The technical architecture offers three separation modes with two-stem splits audio into vocals and instrumentals. Four-stem adds drums and bass as separate outputs. Six-stem goes further by isolating guitar and piano alongside vocals, drums, bass, and other instruments. Each stem exports as an independent audio file in WAV, MP3, or FLAC format. The vocal removal claims 95% accuracy, though this varies based on source quality and mixing complexity.
For DJs, the system detects BPM and musical key automatically, then displays them in Camelot notation within DJ Mode. Beat grids overlay on the waveform for visual reference during mixing prep. Export to Rekordbox XML for direct integration with that software's library management. This workflow targets DJs preparing remix stems or building transition points between tracks.
The data pipeline accepts MP3, WAV, FLAC, M4A, OGG, and WEBM formats with a 100 megabyte ceiling per file. Larger files won't process. YouTube and SoundCloud integration pulls audio directly from URLs without requiring separate downloads, though you're still bound by the same format and size restrictions once the system converts the stream.
Processing happens server-side.
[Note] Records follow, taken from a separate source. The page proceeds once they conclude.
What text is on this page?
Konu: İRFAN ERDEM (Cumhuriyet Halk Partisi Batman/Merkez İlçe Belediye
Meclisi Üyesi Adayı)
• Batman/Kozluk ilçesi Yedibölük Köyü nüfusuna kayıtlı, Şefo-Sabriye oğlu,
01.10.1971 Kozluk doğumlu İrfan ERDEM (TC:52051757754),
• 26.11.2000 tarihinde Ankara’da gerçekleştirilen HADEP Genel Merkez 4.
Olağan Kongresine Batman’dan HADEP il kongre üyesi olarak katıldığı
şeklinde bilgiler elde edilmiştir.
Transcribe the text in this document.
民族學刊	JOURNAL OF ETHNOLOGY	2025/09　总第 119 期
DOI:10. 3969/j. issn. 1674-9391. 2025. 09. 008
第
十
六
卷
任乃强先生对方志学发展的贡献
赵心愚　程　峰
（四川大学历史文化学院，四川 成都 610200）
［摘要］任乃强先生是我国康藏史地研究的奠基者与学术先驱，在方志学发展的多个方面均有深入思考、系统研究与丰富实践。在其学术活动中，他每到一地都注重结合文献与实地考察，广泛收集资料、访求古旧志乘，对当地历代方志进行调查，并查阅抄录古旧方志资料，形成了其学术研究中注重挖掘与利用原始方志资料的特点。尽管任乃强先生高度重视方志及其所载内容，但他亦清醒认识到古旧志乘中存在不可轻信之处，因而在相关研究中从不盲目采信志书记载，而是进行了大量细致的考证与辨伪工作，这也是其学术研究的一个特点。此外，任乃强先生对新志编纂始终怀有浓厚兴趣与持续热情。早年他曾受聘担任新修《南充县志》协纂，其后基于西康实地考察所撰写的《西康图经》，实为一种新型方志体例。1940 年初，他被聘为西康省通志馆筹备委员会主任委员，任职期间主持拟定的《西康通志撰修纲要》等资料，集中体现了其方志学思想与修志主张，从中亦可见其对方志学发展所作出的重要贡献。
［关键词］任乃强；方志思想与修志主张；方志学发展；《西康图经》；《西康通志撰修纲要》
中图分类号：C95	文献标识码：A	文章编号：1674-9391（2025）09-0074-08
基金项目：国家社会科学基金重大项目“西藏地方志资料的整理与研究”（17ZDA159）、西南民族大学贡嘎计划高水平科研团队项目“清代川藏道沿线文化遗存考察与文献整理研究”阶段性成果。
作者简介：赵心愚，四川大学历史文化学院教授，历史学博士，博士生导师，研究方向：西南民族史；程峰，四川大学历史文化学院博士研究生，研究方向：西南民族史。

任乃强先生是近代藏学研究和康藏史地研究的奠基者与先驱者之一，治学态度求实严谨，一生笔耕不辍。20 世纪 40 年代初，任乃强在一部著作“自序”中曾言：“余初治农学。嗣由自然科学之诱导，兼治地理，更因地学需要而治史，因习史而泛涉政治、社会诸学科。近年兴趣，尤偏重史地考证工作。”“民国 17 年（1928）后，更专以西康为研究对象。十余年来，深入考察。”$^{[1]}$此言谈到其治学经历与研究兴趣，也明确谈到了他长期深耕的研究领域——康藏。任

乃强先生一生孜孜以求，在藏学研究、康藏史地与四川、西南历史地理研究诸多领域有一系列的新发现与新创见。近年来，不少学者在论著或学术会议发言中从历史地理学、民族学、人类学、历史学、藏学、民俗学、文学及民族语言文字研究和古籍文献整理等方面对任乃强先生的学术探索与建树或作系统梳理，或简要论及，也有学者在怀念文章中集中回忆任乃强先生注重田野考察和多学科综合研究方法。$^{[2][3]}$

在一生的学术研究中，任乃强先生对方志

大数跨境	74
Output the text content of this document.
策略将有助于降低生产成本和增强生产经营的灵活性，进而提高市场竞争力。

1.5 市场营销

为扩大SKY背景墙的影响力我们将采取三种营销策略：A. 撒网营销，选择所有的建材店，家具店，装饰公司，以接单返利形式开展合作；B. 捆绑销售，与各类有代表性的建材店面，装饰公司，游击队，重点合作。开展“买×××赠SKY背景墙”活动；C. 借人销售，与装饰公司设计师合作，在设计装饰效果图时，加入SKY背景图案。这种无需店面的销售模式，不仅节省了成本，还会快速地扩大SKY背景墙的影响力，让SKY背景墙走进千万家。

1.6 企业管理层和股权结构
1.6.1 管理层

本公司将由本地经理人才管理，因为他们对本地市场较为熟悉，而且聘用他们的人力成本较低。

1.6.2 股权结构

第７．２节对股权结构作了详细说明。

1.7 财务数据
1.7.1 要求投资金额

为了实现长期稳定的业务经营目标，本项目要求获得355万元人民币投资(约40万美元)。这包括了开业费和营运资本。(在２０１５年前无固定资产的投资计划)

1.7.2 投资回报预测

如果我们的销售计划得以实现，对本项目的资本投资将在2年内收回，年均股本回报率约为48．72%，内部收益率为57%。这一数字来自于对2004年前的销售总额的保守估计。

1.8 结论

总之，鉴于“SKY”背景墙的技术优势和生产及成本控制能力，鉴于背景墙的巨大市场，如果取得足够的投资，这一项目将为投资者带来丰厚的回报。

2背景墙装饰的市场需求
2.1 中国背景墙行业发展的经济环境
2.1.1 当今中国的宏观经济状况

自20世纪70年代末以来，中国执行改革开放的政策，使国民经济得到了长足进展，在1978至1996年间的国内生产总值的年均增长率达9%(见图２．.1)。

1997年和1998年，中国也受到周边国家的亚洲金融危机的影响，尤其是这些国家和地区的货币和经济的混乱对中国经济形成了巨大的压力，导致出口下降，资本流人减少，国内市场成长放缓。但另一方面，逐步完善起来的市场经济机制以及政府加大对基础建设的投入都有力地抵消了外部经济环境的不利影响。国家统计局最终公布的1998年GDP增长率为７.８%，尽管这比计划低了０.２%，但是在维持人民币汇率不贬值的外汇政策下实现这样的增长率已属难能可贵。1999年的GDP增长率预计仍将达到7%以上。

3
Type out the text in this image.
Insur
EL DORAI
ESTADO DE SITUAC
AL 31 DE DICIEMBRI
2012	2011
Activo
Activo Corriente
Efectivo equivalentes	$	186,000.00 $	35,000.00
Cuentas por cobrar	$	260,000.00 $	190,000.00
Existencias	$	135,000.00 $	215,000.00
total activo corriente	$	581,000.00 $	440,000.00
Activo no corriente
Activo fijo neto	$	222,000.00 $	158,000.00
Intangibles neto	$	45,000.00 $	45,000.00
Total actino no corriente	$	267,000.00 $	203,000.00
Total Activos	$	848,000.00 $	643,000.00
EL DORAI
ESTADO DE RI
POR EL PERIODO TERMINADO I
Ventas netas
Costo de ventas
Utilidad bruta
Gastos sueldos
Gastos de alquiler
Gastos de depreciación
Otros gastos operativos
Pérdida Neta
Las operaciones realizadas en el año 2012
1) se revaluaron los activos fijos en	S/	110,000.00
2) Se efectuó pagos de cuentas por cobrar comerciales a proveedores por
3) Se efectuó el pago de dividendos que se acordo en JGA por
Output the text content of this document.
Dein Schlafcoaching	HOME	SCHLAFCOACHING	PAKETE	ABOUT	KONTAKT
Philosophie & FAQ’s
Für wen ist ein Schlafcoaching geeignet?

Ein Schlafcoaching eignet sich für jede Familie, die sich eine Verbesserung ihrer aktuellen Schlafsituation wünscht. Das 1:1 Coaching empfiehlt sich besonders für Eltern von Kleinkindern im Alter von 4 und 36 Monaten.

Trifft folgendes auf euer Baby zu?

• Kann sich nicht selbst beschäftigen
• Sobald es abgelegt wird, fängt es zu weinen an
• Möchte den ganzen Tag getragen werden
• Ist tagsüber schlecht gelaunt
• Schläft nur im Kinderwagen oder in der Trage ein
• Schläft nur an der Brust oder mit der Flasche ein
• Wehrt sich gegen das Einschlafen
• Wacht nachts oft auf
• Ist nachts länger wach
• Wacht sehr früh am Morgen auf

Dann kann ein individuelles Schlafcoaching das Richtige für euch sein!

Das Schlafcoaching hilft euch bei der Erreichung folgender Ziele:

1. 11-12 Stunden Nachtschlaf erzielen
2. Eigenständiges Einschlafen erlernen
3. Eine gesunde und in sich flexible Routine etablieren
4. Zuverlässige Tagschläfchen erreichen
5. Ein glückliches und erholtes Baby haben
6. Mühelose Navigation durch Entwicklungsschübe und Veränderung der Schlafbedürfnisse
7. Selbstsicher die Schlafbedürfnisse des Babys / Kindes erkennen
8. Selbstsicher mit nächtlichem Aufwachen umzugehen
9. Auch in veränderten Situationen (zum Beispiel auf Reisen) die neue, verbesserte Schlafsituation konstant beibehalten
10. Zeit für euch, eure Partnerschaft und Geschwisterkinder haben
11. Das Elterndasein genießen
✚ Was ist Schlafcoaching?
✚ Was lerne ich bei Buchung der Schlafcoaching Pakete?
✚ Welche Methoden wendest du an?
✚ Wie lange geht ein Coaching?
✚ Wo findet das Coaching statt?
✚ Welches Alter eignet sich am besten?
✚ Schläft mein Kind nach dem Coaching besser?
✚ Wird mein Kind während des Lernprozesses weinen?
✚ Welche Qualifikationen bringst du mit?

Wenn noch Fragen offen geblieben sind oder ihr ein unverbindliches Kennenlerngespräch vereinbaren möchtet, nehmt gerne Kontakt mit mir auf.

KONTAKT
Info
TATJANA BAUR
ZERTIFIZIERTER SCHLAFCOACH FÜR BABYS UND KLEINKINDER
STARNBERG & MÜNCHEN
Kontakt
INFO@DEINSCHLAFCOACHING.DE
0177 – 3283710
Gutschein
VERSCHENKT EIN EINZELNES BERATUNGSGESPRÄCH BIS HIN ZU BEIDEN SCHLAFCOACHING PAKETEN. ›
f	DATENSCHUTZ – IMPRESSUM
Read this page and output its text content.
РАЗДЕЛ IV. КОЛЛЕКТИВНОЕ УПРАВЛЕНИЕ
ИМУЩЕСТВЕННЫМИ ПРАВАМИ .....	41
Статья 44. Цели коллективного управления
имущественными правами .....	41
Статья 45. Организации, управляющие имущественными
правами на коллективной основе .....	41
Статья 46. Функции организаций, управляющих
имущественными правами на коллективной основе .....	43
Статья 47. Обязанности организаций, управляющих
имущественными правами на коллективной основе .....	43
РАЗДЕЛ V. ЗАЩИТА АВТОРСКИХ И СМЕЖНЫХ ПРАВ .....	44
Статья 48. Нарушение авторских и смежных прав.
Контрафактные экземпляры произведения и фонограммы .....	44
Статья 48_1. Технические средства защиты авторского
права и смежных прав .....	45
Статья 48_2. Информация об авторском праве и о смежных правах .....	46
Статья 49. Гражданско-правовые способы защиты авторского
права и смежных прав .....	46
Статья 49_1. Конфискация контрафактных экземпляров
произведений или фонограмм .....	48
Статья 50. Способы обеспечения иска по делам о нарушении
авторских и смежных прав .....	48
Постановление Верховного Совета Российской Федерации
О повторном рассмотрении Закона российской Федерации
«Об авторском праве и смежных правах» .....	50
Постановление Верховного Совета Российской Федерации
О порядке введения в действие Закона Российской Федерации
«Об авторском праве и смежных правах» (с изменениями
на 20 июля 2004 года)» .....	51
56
No local installation required. The GPU acceleration speeds up separation, but you're dependent on server availability and internet bandwidth. If the source audio has heavy compression artifacts or unusual mixing, separation quality drops. Stems aren't perfect isolations. Bleed between channels happens, especially with older recordings or complex arrangements where frequencies overlap heavily.
This service has processed over 247,000 songs this month and maintains a 4.9 out of 5 rating from more than 2,500 users. Those numbers suggest consistent uptime and relatively stable output quality across different music genres.
Pricing runs on a pay-as-you-go model at ten cents per minute of audio. Credits never expire. No subscription locks you in. New signups get ten free minutes to test the separation quality on their own tracks. Bulk discounts apply when purchasing larger credit packages, though specific discount tiers aren't publicly detailed. This model works better than subscriptions if you process audio sporadically rather than daily.
The technical limitations matter for workflow planning. That 100 megabyte cap translates to roughly 30 minutes of high-quality WAV audio or several hours of compressed MP3. If you're working with uncompressed studio masters, you'll hit the limit quickly. The supported format list covers most common use cases but excludes formats like AIFF or DSD that some audio professionals prefer.
No API access exists for automation. No mobile app for on-device processing. Browser-based only. Team features don't exist, so sharing credits across multiple users requires manual coordination. The Rekordbox integration helps DJs, but producers using Ableton, Logic, or other DAWs need to manually import stems into their projects.
The system targets singers building practice tracks, DJs preparing remixes, content creators removing copyrighted music, and producers sampling specific instruments from existing recordings. Quality depends heavily on source material separation during original mixing.